Это, впрочем, послужило нам лишь одним из поводов к разговору с Алексеем Нилоговым, и, пожалуй, даже не самым главным. Дело в том, что автор проекта – сам себе проект: в нынешней культурной жизни он избрал себе – давно, кстати, никем как следует не занимавшуюся – нишу скандалиста и провокатора. Лауреат Международной премии «Звёздный фаллос» в номинации «философия» за 2008 год культивирует образ крайне одиозного персонажа, который не упускает случая сказать максимально неудобное, публично оскорбить святое, шокировать или хотя бы привести в растерянность коллег-интеллектуалов. Более того, он считает это необходимой частью философской работы, без которой она не состоится как таковая.

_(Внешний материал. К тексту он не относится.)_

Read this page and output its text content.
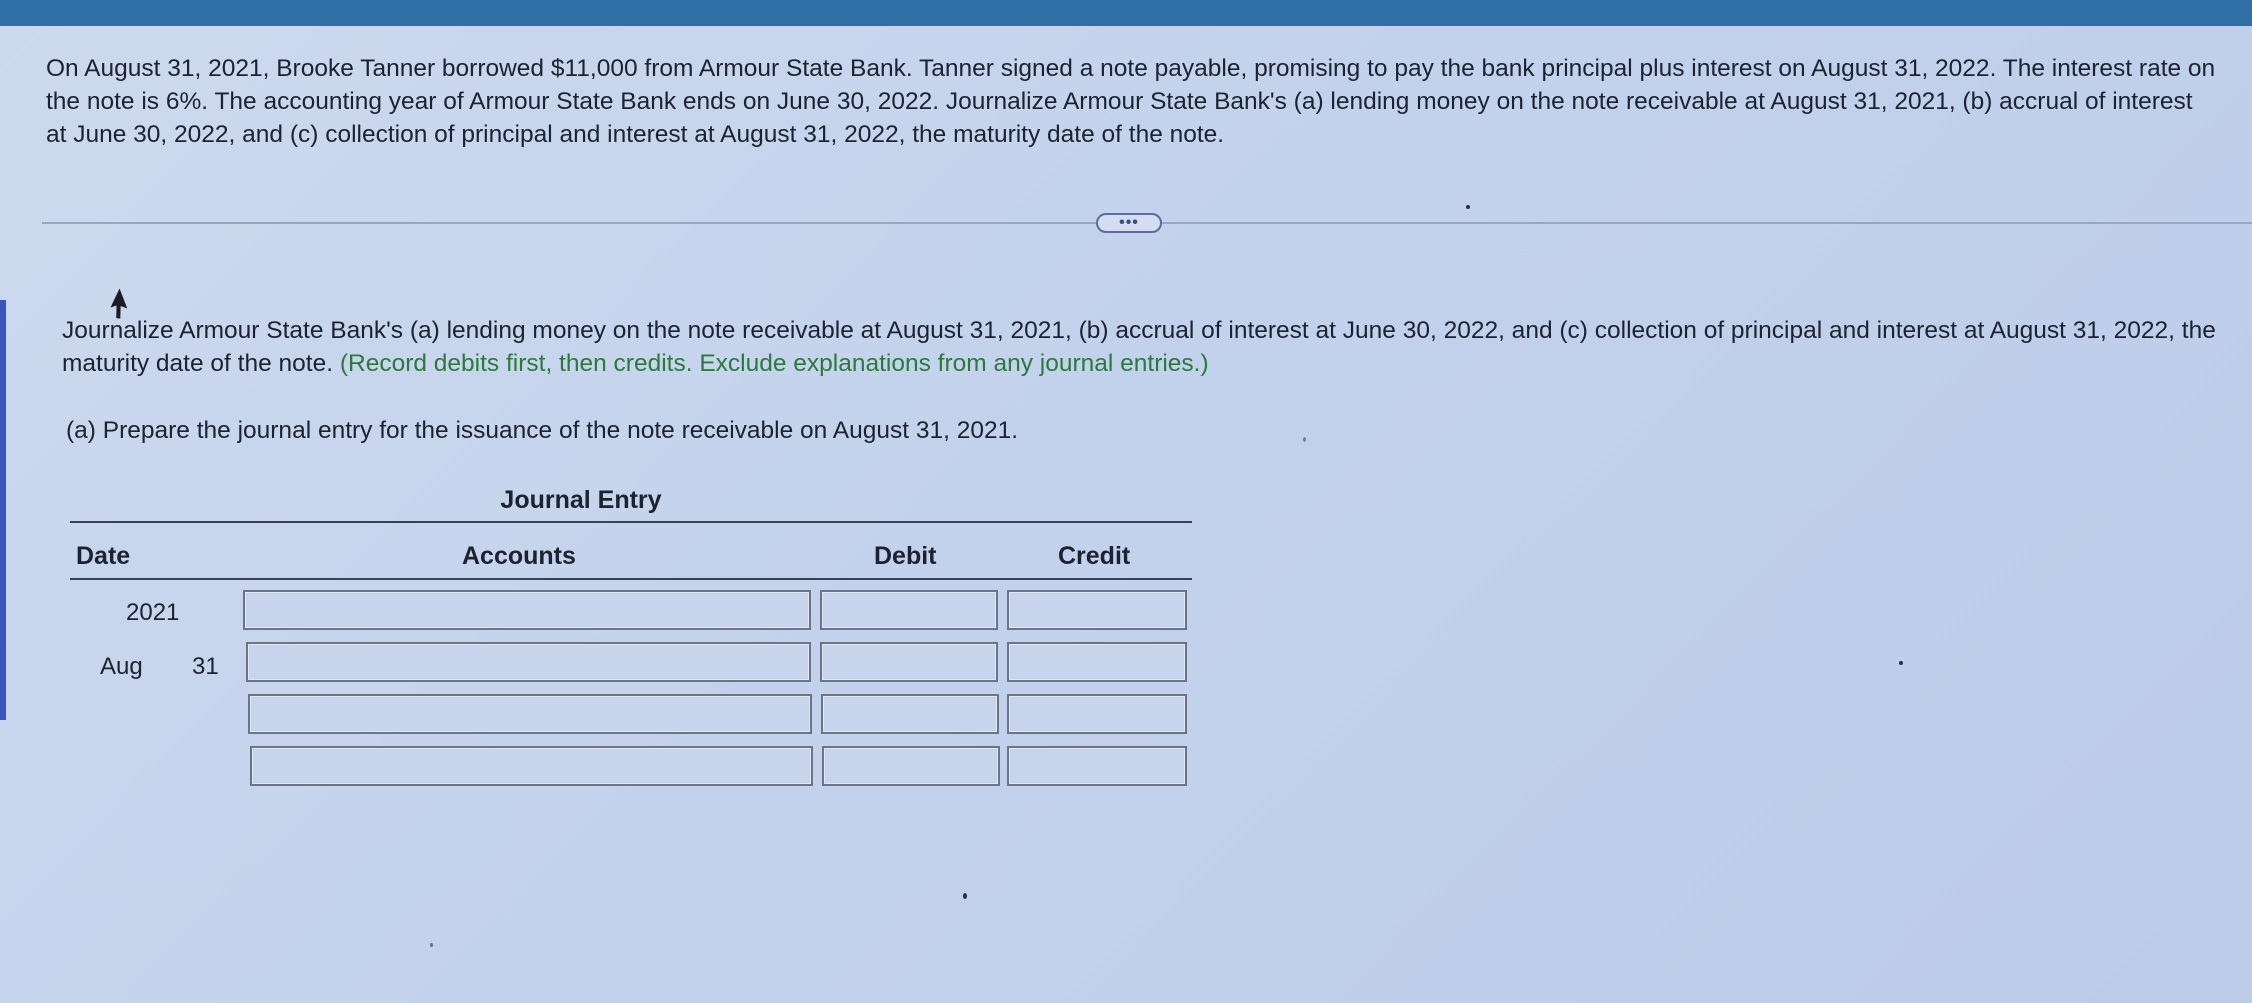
On August 31, 2021, Brooke Tanner borrowed $11,000 from Armour State Bank. Tanner signed a note payable, promising to pay the bank principal plus interest on August 31, 2022. The interest rate on the note is 6%. The accounting year of Armour State Bank ends on June 30, 2022. Journalize Armour State Bank's (a) lending money on the note receivable at August 31, 2021, (b) accrual of interest at June 30, 2022, and (c) collection of principal and interest at August 31, 2022, the maturity date of the note.
•••
Journalize Armour State Bank's (a) lending money on the note receivable at August 31, 2021, (b) accrual of interest at June 30, 2022, and (c) collection of principal and interest at August 31, 2022, the maturity date of the note. (Record debits first, then credits. Exclude explanations from any journal entries.)
(a) Prepare the journal entry for the issuance of the note receivable on August 31, 2021.
Journal Entry
Date	Accounts	Debit	Credit
2021
Aug 31
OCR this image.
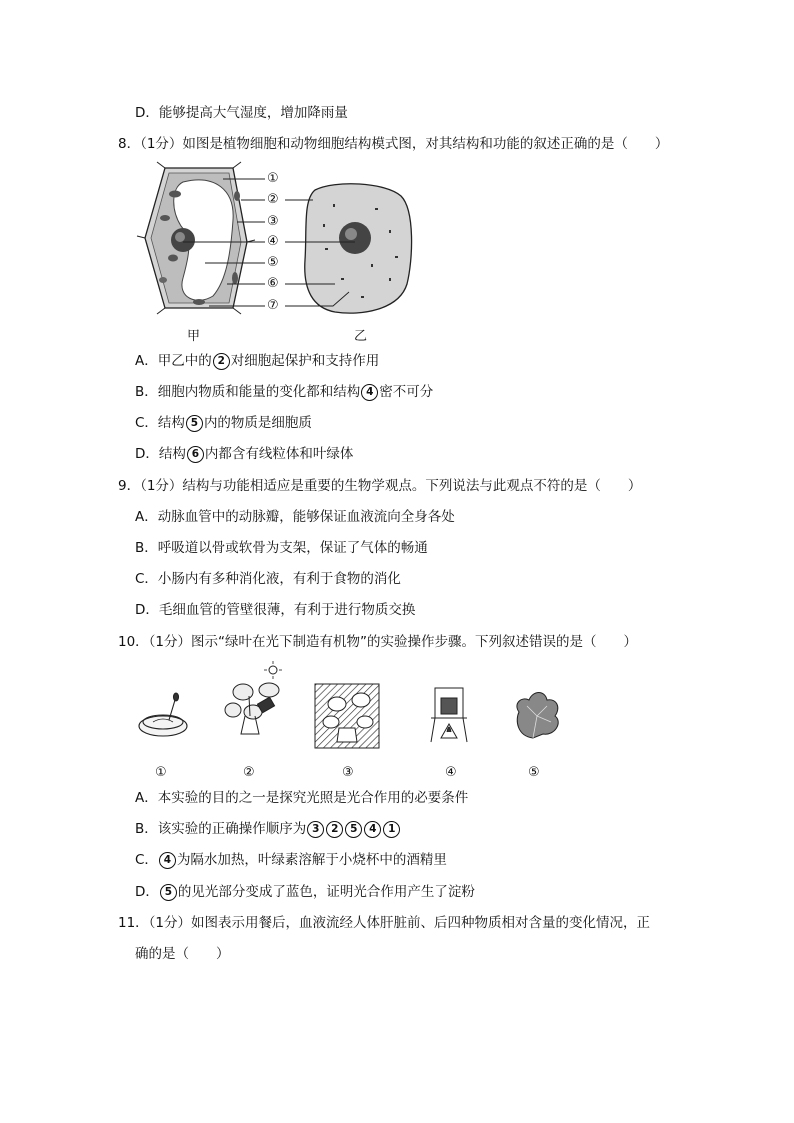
D．能够提高大气湿度，增加降雨量
8．（1分）如图是植物细胞和动物细胞结构模式图，对其结构和功能的叙述正确的是（　　）
①
②
③
④
⑤
⑥
⑦
甲	乙
A．甲乙中的 2 对细胞起保护和支持作用
B．细胞内物质和能量的变化都和结构 4 密不可分
C．结构 5 内的物质是细胞质
D．结构 6 内都含有线粒体和叶绿体
9．（1分）结构与功能相适应是重要的生物学观点。下列说法与此观点不符的是（　　）
A．动脉血管中的动脉瓣，能够保证血液流向全身各处
B．呼吸道以骨或软骨为支架，保证了气体的畅通
C．小肠内有多种消化液，有利于食物的消化
D．毛细血管的管壁很薄，有利于进行物质交换
10．（1分）图示“绿叶在光下制造有机物”的实验操作步骤。下列叙述错误的是（　　）
①	②	③	④	⑤
A．本实验的目的之一是探究光照是光合作用的必要条件
B．该实验的正确操作顺序为 3 2 5 4 1
C． 4 为隔水加热，叶绿素溶解于小烧杯中的酒精里
D． 5 的见光部分变成了蓝色，证明光合作用产生了淀粉
11．（1分）如图表示用餐后，血液流经人体肝脏前、后四种物质相对含量的变化情况，正
确的是（　　）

Насилие над аудиторией и её, в ответ, раздражение, негодование и отвращение несомненно встроены в нилоговскую программу.

– Алексей Сергеевич, в чём выражается сверхзадача вашего проекта «Современная русская философия», в рамках которого вышел первый том книги «Кто сегодня делает философию в России»?

– В проект «Современная русская философия» отбираются наиболее интересные философские концепции, у которых большой запас философской вопросительности – концептуальной фундаментальности. Поскольку это авторское предприятие, постольку выборка полностью лежит на моей безответственности. Я привлекаю к проекту тех здравствующих авторов, кого считаю нужным оставить в истории русской философии, воплощая категорический исторический императив.

Мне приходится работать в ситуации отсутствия отечественной философской традиции как одной из разновидностей практики письменности. Я не имею в виду философские школы как институты интеллектуального лидерства, а говорю о том, что философия в России беспризорна – между академическим официозом и маргинальной всеядностью. Сверхзадачей проекта является изменение отношения к русской философии в качестве бесплодного продукта умствования. Разве приемлемы для философствующих по-русски следующие слова Владимира Соловьёва: «Один из первых схоластиков в сочинении своём, между прочим, замечает, что «небытие есть нечто столь скудное, пустое и безобразное, что нельзя достаточно пролить слёз над таким прискорбным состоянием». Эти слова чувствительного монаха невольно вспоминаются, когда подумаешь о русской философии. Всё философское в этих трудах вовсе не русское, а что в них есть русского, то ничуть не похоже на философию, а иногда и совсем ни на что не похоже. Никаких действительных задатков самобытной русской философии мы указать не можем: всё, что выступало в этом качестве, ограничивалось одною пустою претензией»?..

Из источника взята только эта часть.